Drones could also form a bigger part of criminal activity moving forwards. Drones are already being used by criminals and gangs to transport materials such as drugs, act as look-outs and more. But recently drones have also started to be used in more innovative – if still criminal – ways. During one hostage situation in the US last year, the gang involved used several small drones to fly around the heads of FBI agents to force them out of their hiding spot.

However, these new forms of technology will work on both sides. Drones could help law enforcement in similar hostage situations – for example, to produce 3D scans to show what exactly is going on inside a building without risking lives.

Patrolling drones

Drones could also be used to identify crimes. In 2015, when Dutch police noticed that one particular house was the only one free of snow in the area, they found and shut down an illegal marijuana grow house. The heat lamps made the house warmer than other properties, preventing the snow from sticking. But a patrolling drone with heat sensors could identify similar grow houses without waiting for colder weather to show them up – even if patrolling drones do sound somewhat Orwellian.
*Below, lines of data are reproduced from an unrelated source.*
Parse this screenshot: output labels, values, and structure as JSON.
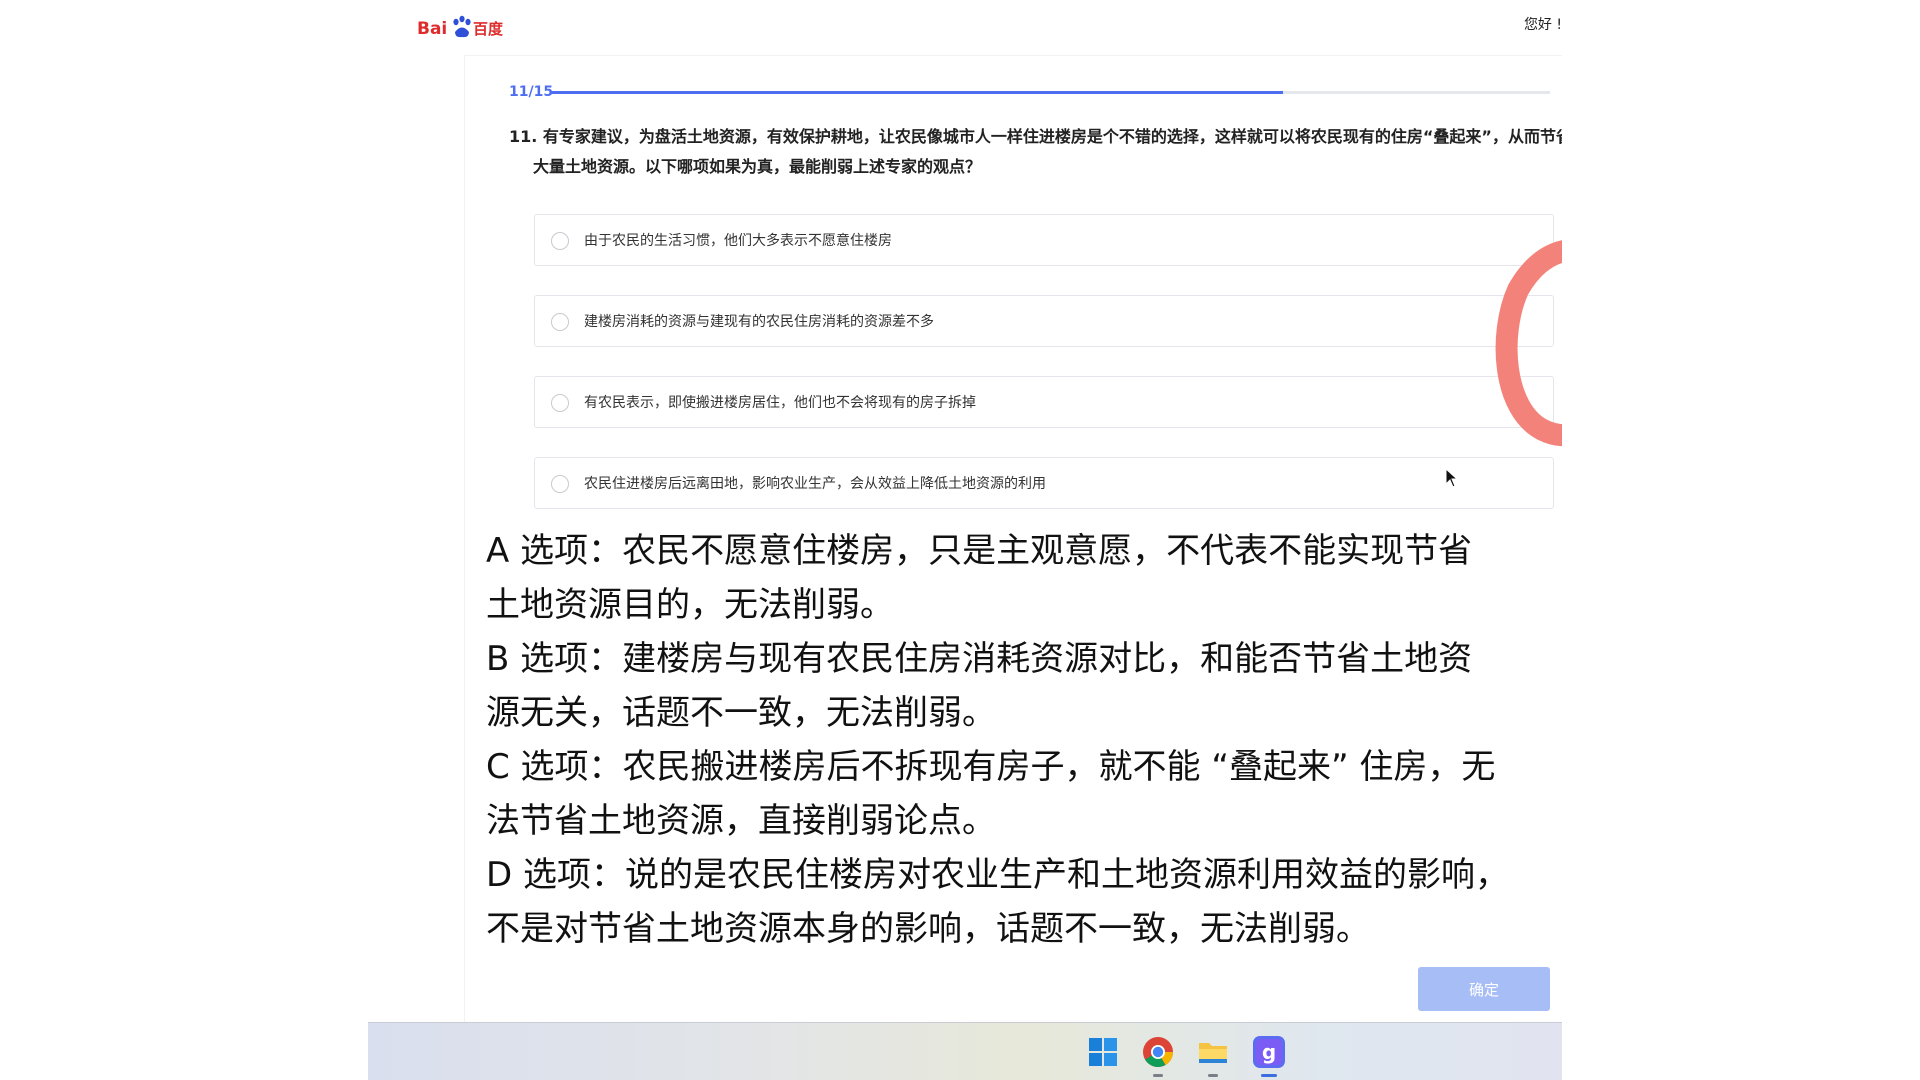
{
  "header": {
    "logo_text": "Bai百度",
    "greeting": "您好 !"
  },
  "progress": {
    "label": "11/15",
    "fraction": 0.733
  },
  "question": {
    "text": "11. 有专家建议，为盘活土地资源，有效保护耕地，让农民像城市人一样住进楼房是个不错的选择，这样就可以将农民现有的住房“叠起来”，从而节省大量土地资源。以下哪项如果为真，最能削弱上述专家的观点？"
  },
  "options": [
    {
      "text": "由于农民的生活习惯，他们大多表示不愿意住楼房"
    },
    {
      "text": "建楼房消耗的资源与建现有的农民住房消耗的资源差不多"
    },
    {
      "text": "有农民表示，即使搬进楼房居住，他们也不会将现有的房子拆掉"
    },
    {
      "text": "农民住进楼房后远离田地，影响农业生产，会从效益上降低土地资源的利用"
    }
  ],
  "answer_mark": "C",
  "explanation": [
    "A 选项：农民不愿意住楼房，只是主观意愿，不代表不能实现节省",
    "土地资源目的，无法削弱。",
    "B 选项：建楼房与现有农民住房消耗资源对比，和能否节省土地资",
    "源无关，话题不一致，无法削弱。",
    "C 选项：农民搬进楼房后不拆现有房子，就不能 “叠起来” 住房，无",
    "法节省土地资源，直接削弱论点。",
    "D 选项：说的是农民住楼房对农业生产和土地资源利用效益的影响，",
    "不是对节省土地资源本身的影响，话题不一致，无法削弱。"
  ],
  "confirm_button": "确定",
  "taskbar": {
    "icons": [
      "windows-start-icon",
      "chrome-icon",
      "file-explorer-icon",
      "app-icon"
    ]
  },
  "colors": {
    "accent": "#4e6ef2",
    "button": "#a7bdf5",
    "answer_mark": "#f3837a"
  }
}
Similarly, drones will likely be used at crime scenes to gather evidence without contaminating the scene. Drones could secure, photograph and scan a scene, keeping humans out of potential danger and avoiding interference with any objects that could identify a suspect.
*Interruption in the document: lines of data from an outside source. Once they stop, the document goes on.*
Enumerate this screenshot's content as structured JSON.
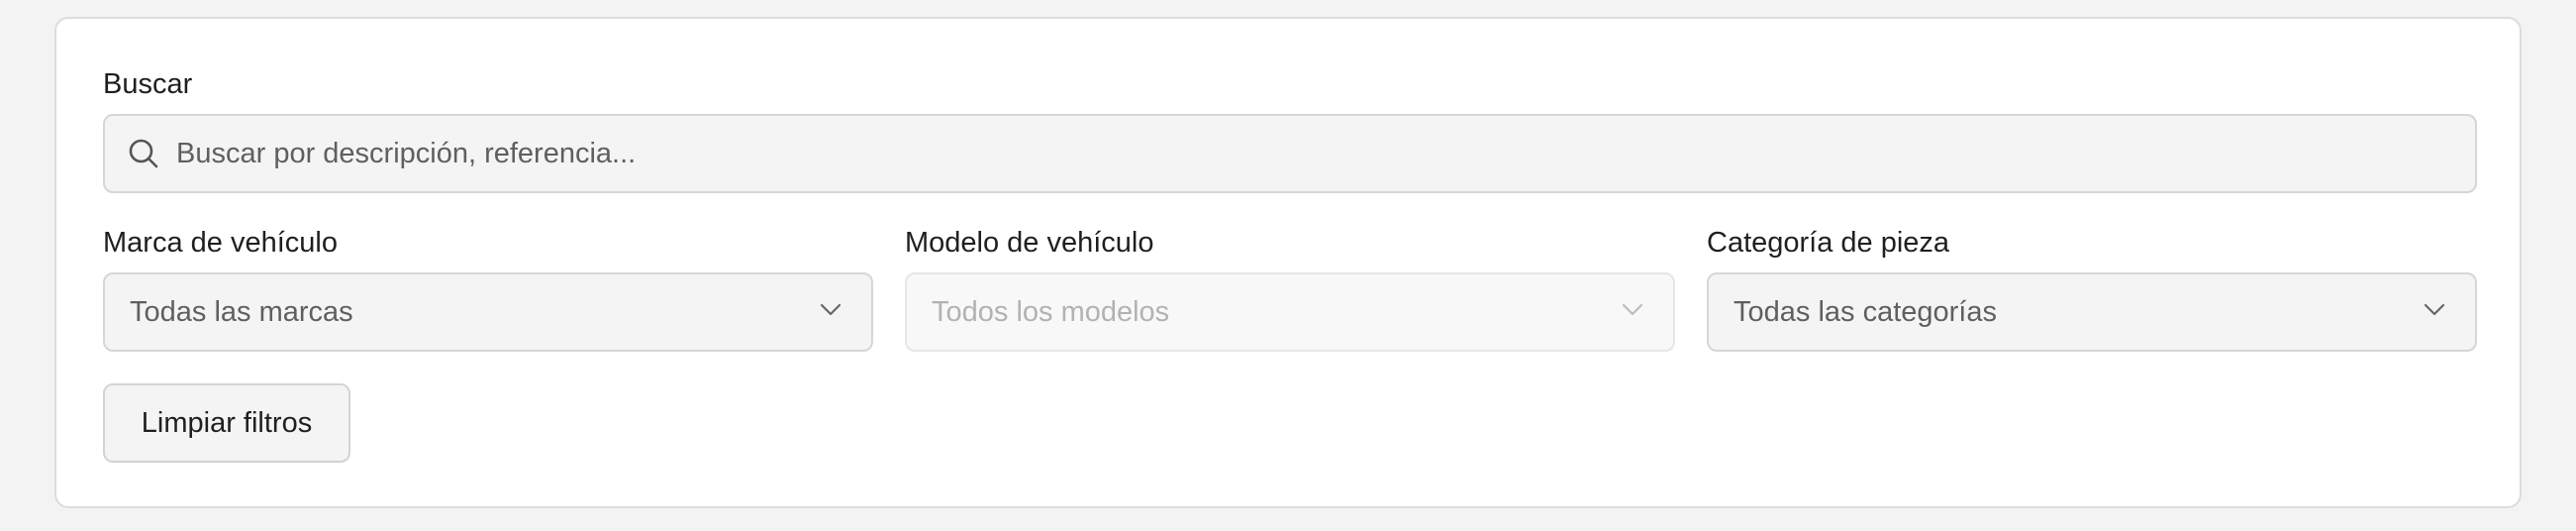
{
  "search": {
    "label": "Buscar",
    "placeholder": "Buscar por descripción, referencia..."
  },
  "filters": {
    "brand": {
      "label": "Marca de vehículo",
      "selected": "Todas las marcas",
      "disabled": false
    },
    "model": {
      "label": "Modelo de vehículo",
      "selected": "Todos los modelos",
      "disabled": true
    },
    "category": {
      "label": "Categoría de pieza",
      "selected": "Todas las categorías",
      "disabled": false
    }
  },
  "actions": {
    "clear_label": "Limpiar filtros"
  },
  "icons": {
    "search": "search-icon",
    "select_arrow": "chevron-down-icon"
  },
  "colors": {
    "page_background": "#f3f3f3",
    "card_background": "#ffffff",
    "input_background": "#f4f4f4",
    "border": "#d6d6d6",
    "text": "#1f1f1f",
    "muted_text": "#5f5f5f",
    "disabled_text": "#b2b2b2"
  }
}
Already, crimes on a larger scale are being identified and solved with the help of drones, augmented reality and 3D reconstruction. Malachy Browne, a senior story producer for the New York Times, and a team of journalists and experts from the New York Times have used video forensics in several cases to build timelines and gather evidence about criminal activities.
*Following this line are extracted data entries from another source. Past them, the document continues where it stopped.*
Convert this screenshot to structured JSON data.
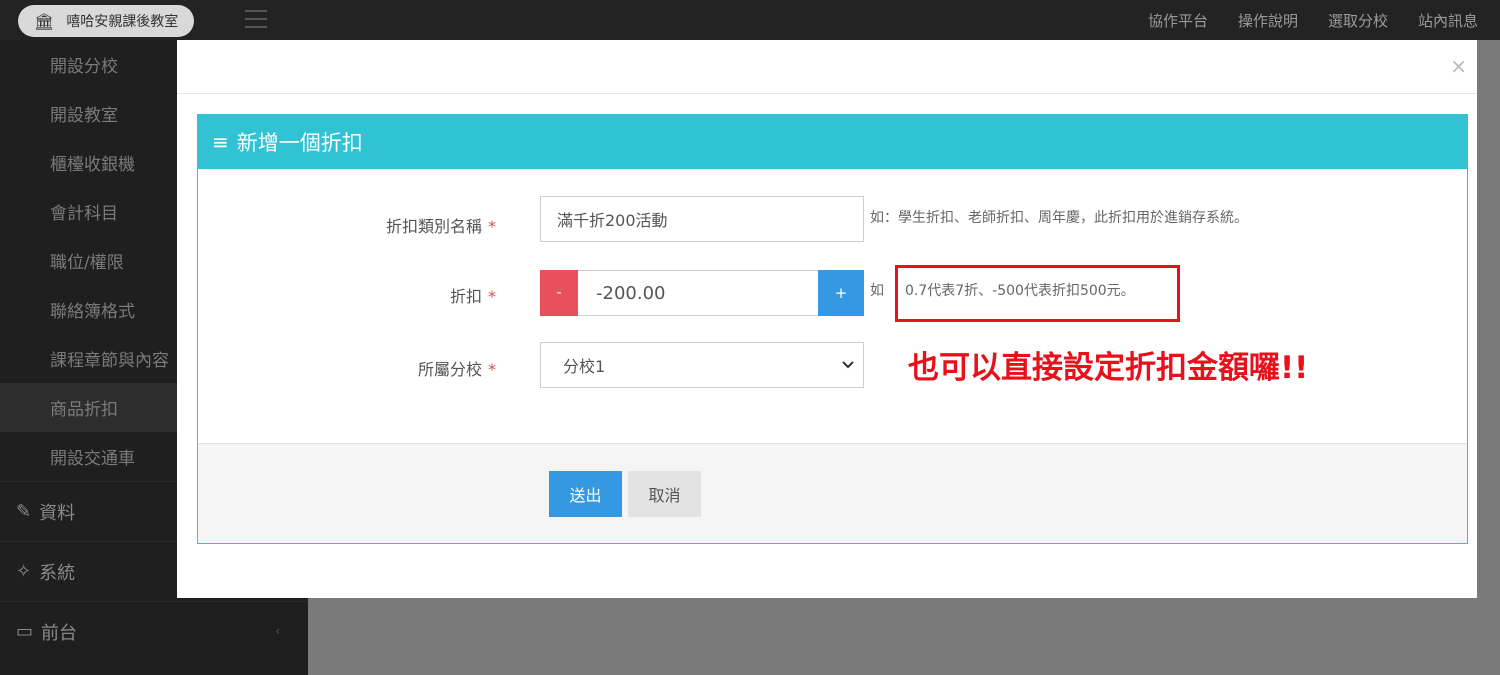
{
  "header": {
    "brand": "嘻哈安親課後教室",
    "nav": [
      "協作平台",
      "操作說明",
      "選取分校",
      "站內訊息"
    ]
  },
  "sidebar": {
    "items": [
      {
        "label": "開設分校"
      },
      {
        "label": "開設教室"
      },
      {
        "label": "櫃檯收銀機"
      },
      {
        "label": "會計科目"
      },
      {
        "label": "職位/權限"
      },
      {
        "label": "聯絡簿格式"
      },
      {
        "label": "課程章節與內容"
      },
      {
        "label": "商品折扣",
        "active": true
      },
      {
        "label": "開設交通車"
      }
    ],
    "groups": [
      {
        "label": "資料",
        "icon": "edit-icon"
      },
      {
        "label": "系統",
        "icon": "handshake-icon"
      },
      {
        "label": "前台",
        "icon": "monitor-icon"
      }
    ]
  },
  "modal": {
    "close": "×",
    "panel_title": "新增一個折扣",
    "form": {
      "name_label": "折扣類別名稱",
      "name_value": "滿千折200活動",
      "name_help": "如：學生折扣、老師折扣、周年慶，此折扣用於進銷存系統。",
      "discount_label": "折扣",
      "minus": "-",
      "discount_value": "-200.00",
      "plus": "+",
      "discount_help_prefix": "如",
      "discount_help": "0.7代表7折、-500代表折扣500元。",
      "branch_label": "所屬分校",
      "branch_value": "分校1",
      "required_mark": "*"
    },
    "annotation": "也可以直接設定折扣金額囉!!",
    "buttons": {
      "submit": "送出",
      "cancel": "取消"
    }
  },
  "colors": {
    "accent": "#31c3d4",
    "primary": "#3499e0",
    "danger": "#e8505b",
    "annotation": "#e8101a"
  }
}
One piece by the New York Times highlighted evidence which refuted the Assad regime’s explanation of a chemical attack in Douma, Syria, and presented proof that the regime had used a chemical weapon which killed at least 34 people. By gathering documentary footage, crowd-sourced testimony and other data, Browne and the team made a 3-D reconstruction of the bombed building and showed that a chlorine bomb had been used, without ever setting foot in Douma.

‘All of the images allowed us to recreate the crime scene’

“There was a lot of visual evidence there. The Syrians allowed Russian media into the site to report on what they presented to happen, which was that they said the event was staged,” says Browne, who will be speaking at Social Media Live in Dublin in October. “All of the images from those reports allowed us to recreate the crime scene and then examine the pieces of evidence that were there. We found all sorts of patterns that weren’t immediately evident in the video footage. By combining it all and making a 3D model of the building, it allowed us to twist the bomb around and look at the scene.”

Browne adds that the increase in access to internet and social media across the world will add further to the reams of information and data already available. “As technology continues to improve, with more people connected online there will be more evidence available and being captured. The amount of information being captured by technology is only going to grow.”

Machine learning and IoT will also help law enforcement. American company ShotSpotter uses sensors and machine learning algorithms to help triangulate the precise location of a gunshot, accurately pinpointing a gunshot to within ten feet.

What does this mean? The future of crime will move further into the realms of cyberspace and digital technology, but so too will methods of crime detection. Although there might be more opportunities for data thievery in the years ahead, crowdsourced data can and will also be used to highlight perpetrators. So while we won’t be seeing a global eradication of crime any time soon, at the very least we can take comfort in the fact that when crimes do occur, there’ll likely be plenty of data to hold criminals accountable.